Latin America & Caribbean

Guatemala massacre survivor recalls gruesome ordeal

Ranch where the attack took place
Image caption At least 27 people were found dead at the ranch, many decapitated

A farm worker in northern Guatemala has told how he managed to survive a gruesome massacre at the hands of a suspected Mexican drugs cartel.

The man said armed men arrived at his ranch in Peten province on Saturday demanding to see the landowner.

When workers refused to co-operate the gangsters bound their hands and started hacking at them with machetes.

Many of the 27 victims were decapitated but the farm worker says he survived by playing dead.

He lay in the grass until the gang had gone and was found by police who arrived at the scene on Sunday morning.

"I thank God I am still alive," the man told AFP news agency. He has not been named for security reasons.

"I played dead when they stabbed me in the stomach. Then I hid and left at around 5am and I came across a pile of human heads," he said.

The man is now under armed guard while being treated at a hospital.

The ranch is close to Guatemala's border with Mexico.

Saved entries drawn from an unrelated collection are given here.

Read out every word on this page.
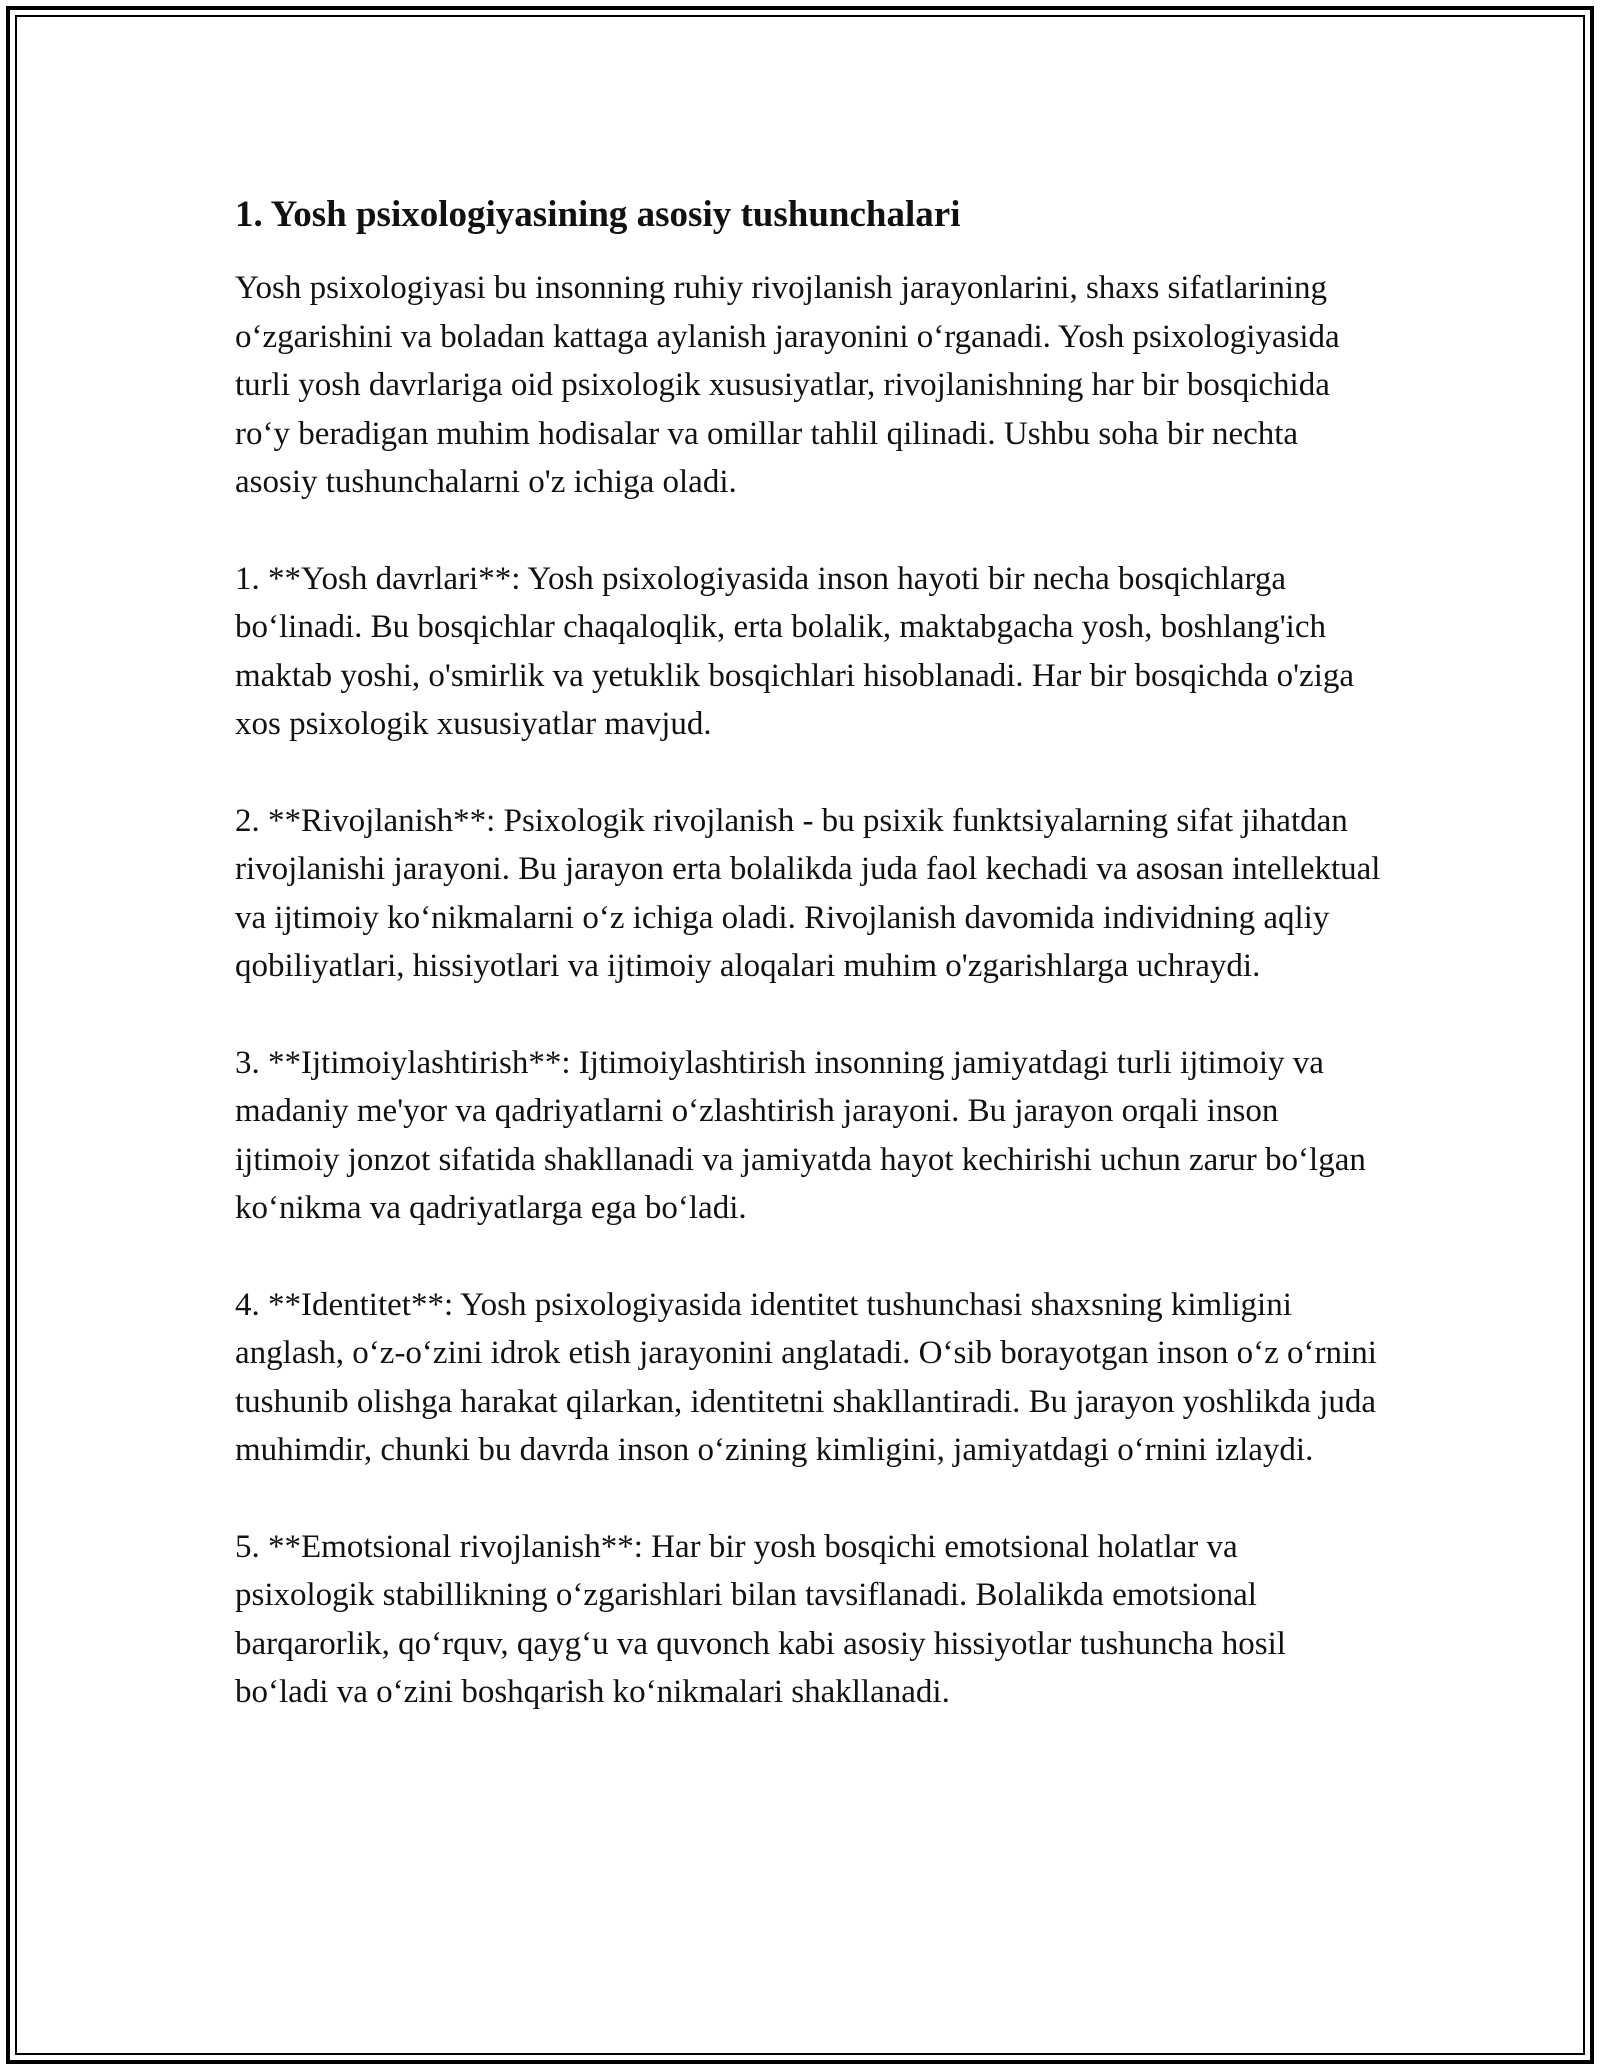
1. Yosh psixologiyasining asosiy tushunchalari

Yosh psixologiyasi bu insonning ruhiy rivojlanish jarayonlarini, shaxs sifatlarining o‘zgarishini va boladan kattaga aylanish jarayonini o‘rganadi. Yosh psixologiyasida turli yosh davrlariga oid psixologik xususiyatlar, rivojlanishning har bir bosqichida ro‘y beradigan muhim hodisalar va omillar tahlil qilinadi. Ushbu soha bir nechta asosiy tushunchalarni o'z ichiga oladi.

1. **Yosh davrlari**: Yosh psixologiyasida inson hayoti bir necha bosqichlarga bo‘linadi. Bu bosqichlar chaqaloqlik, erta bolalik, maktabgacha yosh, boshlang'ich maktab yoshi, o'smirlik va yetuklik bosqichlari hisoblanadi. Har bir bosqichda o'ziga xos psixologik xususiyatlar mavjud.

2. **Rivojlanish**: Psixologik rivojlanish - bu psixik funktsiyalarning sifat jihatdan rivojlanishi jarayoni. Bu jarayon erta bolalikda juda faol kechadi va asosan intellektual va ijtimoiy ko‘nikmalarni o‘z ichiga oladi. Rivojlanish davomida individning aqliy qobiliyatlari, hissiyotlari va ijtimoiy aloqalari muhim o'zgarishlarga uchraydi.

3. **Ijtimoiylashtirish**: Ijtimoiylashtirish insonning jamiyatdagi turli ijtimoiy va madaniy me'yor va qadriyatlarni o‘zlashtirish jarayoni. Bu jarayon orqali inson ijtimoiy jonzot sifatida shakllanadi va jamiyatda hayot kechirishi uchun zarur bo‘lgan ko‘nikma va qadriyatlarga ega bo‘ladi.

4. **Identitet**: Yosh psixologiyasida identitet tushunchasi shaxsning kimligini anglash, o‘z-o‘zini idrok etish jarayonini anglatadi. O‘sib borayotgan inson o‘z o‘rnini tushunib olishga harakat qilarkan, identitetni shakllantiradi. Bu jarayon yoshlikda juda muhimdir, chunki bu davrda inson o‘zining kimligini, jamiyatdagi o‘rnini izlaydi.

5. **Emotsional rivojlanish**: Har bir yosh bosqichi emotsional holatlar va psixologik stabillikning o‘zgarishlari bilan tavsiflanadi. Bolalikda emotsional barqarorlik, qo‘rquv, qayg‘u va quvonch kabi asosiy hissiyotlar tushuncha hosil bo‘ladi va o‘zini boshqarish ko‘nikmalari shakllanadi.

The attackers are thought to be members of the powerful Zetas drugs cartel, the authorities say.

Police said the killings could be linked to a battle between drug gangs fighting for control of the area.

They say there are also suspicions the massacre could be linked to the murder of Haroldo Waldemar Leon - the brother of an alleged Guatemalan drugs boss - who was shot in the same area on Saturday.

Guatemala President Alvaro Colom, who flew to Peten on Monday, condemned the killings.

"This is a barbarity," he said. "We will get them even if they are hiding in their lair. We will get them."

Mexican cartels are increasingly moving into northern Guatemala, an important transit point for drugs smuggled from South America to the US.

Guatemalan law enforcement officials say the gang has increasingly moved its operations south since Mexican President Felipe Calderon stepped up his country's fight against the drugs trade.